Thursday’s estimate from the Commerce Department showed that the nation’s gross domestic product — the broadest gauge of economic output — weakened after growing 3.2 per cent from July through September and 2.6 per cent from October through November.But consumer spending, which accounts for about 70 per cent of US economic activity, remained resilient, growing at a 3.7 per cent annual pace, the fastest quarterly pace in nearly two years.
Federal Reserve’s Aggressive Drive to Tame Inflation Sparks Economic Slowdown
The slowdown reflects the impact of the Federal Reserve’s aggressive drive to tame inflation, with nine interest rate hikes over the past year.
The surge in borrowing costs is expected to send the economy into a recession sometime this year. Though inflation has steadily eased from the four-decade high it reached last year, it remains far above the Fed’s 2 per cent target.

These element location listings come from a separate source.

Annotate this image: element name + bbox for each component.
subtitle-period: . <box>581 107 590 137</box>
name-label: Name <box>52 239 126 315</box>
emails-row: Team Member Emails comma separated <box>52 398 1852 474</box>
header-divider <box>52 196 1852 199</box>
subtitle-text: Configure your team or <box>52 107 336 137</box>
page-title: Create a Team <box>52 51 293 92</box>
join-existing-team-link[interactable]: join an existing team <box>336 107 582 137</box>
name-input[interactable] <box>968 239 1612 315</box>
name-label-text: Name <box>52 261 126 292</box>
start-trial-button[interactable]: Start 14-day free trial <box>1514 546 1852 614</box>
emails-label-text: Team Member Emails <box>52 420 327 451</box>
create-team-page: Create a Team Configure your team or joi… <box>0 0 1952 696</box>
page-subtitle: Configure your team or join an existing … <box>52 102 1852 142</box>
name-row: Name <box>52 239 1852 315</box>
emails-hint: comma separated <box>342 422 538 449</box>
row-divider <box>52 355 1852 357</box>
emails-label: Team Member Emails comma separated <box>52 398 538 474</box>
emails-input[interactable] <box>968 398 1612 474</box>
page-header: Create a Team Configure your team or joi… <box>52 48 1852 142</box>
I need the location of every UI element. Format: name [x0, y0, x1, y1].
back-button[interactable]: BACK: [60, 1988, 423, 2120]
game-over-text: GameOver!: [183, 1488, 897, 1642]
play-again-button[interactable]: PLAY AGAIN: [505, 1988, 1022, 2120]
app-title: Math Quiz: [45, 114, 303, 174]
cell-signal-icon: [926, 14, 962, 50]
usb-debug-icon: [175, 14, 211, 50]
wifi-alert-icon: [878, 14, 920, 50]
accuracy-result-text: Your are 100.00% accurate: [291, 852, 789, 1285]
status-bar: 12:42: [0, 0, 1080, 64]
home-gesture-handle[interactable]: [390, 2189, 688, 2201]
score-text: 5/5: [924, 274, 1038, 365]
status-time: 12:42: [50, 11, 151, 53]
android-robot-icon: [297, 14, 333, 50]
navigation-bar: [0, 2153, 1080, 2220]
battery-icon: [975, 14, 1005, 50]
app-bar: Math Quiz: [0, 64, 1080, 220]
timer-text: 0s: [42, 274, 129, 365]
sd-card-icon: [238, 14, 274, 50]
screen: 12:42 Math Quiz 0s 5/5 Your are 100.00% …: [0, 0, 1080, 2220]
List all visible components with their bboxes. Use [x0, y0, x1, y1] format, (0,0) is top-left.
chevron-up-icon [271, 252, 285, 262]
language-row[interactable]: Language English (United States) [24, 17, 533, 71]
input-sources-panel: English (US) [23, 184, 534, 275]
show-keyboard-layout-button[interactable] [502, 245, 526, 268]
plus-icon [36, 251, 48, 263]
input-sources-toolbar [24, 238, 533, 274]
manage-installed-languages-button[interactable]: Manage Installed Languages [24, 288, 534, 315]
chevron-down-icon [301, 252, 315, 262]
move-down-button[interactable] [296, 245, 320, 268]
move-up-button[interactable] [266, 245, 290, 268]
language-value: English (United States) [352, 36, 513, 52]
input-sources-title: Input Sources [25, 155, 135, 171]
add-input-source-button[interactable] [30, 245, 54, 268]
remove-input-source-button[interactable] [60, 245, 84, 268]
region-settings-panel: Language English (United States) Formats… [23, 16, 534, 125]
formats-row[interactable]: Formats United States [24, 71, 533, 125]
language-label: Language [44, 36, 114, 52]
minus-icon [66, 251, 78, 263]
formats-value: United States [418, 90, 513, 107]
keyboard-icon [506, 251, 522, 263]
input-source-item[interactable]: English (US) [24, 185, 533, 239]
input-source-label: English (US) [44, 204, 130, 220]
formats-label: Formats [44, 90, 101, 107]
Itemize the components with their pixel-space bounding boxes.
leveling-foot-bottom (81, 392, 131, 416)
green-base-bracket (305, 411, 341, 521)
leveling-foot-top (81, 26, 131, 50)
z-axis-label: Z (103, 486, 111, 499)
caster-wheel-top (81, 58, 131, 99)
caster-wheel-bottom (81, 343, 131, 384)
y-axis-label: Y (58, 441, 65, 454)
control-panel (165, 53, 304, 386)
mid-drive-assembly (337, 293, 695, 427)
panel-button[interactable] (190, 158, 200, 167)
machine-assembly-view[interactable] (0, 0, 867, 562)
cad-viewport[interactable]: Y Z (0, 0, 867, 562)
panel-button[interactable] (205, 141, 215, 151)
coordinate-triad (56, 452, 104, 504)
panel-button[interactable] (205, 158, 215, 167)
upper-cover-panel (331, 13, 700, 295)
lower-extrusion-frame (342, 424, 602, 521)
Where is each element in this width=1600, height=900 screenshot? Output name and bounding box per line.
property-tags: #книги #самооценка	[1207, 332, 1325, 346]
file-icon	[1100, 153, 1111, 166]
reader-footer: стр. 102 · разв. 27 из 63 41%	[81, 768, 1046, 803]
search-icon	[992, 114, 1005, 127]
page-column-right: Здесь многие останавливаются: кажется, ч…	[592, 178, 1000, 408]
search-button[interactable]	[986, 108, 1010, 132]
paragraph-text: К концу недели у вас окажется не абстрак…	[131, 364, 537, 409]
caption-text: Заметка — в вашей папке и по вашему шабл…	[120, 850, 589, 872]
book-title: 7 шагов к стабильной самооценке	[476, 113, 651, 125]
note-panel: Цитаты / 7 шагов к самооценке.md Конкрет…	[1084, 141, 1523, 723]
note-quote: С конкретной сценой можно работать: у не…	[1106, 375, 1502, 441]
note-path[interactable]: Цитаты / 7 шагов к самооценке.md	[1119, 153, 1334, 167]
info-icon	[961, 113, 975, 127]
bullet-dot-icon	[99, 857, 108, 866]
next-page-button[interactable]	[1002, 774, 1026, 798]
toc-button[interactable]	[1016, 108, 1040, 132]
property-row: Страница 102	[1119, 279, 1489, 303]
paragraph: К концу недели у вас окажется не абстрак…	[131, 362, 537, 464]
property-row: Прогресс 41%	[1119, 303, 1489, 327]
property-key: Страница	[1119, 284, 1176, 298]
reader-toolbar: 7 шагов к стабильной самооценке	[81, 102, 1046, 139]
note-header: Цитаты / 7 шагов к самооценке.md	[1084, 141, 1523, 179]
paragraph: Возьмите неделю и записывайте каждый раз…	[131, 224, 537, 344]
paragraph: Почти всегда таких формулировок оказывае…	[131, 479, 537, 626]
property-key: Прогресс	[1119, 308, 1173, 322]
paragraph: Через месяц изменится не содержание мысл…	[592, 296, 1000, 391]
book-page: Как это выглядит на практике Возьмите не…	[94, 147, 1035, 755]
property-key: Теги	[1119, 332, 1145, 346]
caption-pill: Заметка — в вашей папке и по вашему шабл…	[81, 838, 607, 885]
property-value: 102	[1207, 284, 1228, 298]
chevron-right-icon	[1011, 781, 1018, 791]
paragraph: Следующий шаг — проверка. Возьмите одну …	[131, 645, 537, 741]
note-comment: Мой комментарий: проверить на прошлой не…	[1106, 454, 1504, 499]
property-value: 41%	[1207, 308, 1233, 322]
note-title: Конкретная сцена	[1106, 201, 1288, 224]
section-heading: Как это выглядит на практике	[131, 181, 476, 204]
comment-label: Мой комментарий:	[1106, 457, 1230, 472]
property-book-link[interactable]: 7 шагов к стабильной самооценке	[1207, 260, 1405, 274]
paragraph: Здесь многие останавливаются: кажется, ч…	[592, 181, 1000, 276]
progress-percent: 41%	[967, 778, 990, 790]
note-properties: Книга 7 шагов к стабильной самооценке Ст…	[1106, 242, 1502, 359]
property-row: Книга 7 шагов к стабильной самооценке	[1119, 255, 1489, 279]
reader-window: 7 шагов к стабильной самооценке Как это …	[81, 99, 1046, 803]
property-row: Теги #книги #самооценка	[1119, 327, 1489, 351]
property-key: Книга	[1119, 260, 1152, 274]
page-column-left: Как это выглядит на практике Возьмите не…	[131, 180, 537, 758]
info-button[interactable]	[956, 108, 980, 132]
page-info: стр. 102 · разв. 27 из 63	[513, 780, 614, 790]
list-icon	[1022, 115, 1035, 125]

The housing market, which is especially vulnerable to higher loan rates, has been battered. And many banks have tightened their lending standards since the failure last month of two major US banks, making it even harder to borrow to buy a house or a car or to expand a business.
Many economists say the cumulative impact of the Fed’s rate hikes has yet to be fully felt. Yet the central bank’s policymakers are aiming for a so-called soft landing: Cooling growth enough to curb inflation yet not so much as to send the world’s largest economy tumbling into a recession.
There is widespread scepticism that the Fed will succeed. An economic model used by the Conference Board, a business research group, puts the probability of a US recession over the next year at 99 per cent.
The Conference Board’s recession-probability gauge had hung around zero from September 2020, as the economy rebounded explosively from the COVID-19 recession, until March 2022, when the Fed started raising rates to fight inflation.
Consumers, whose spending accounts for roughly 70 per cent of US economic output, seem to be starting to feel the chill. Retail sales had enjoyed a strong start in January, aided by warmer-than-expected weather and bigger Social Security checks. But in February and again in March, retail sales tumbled.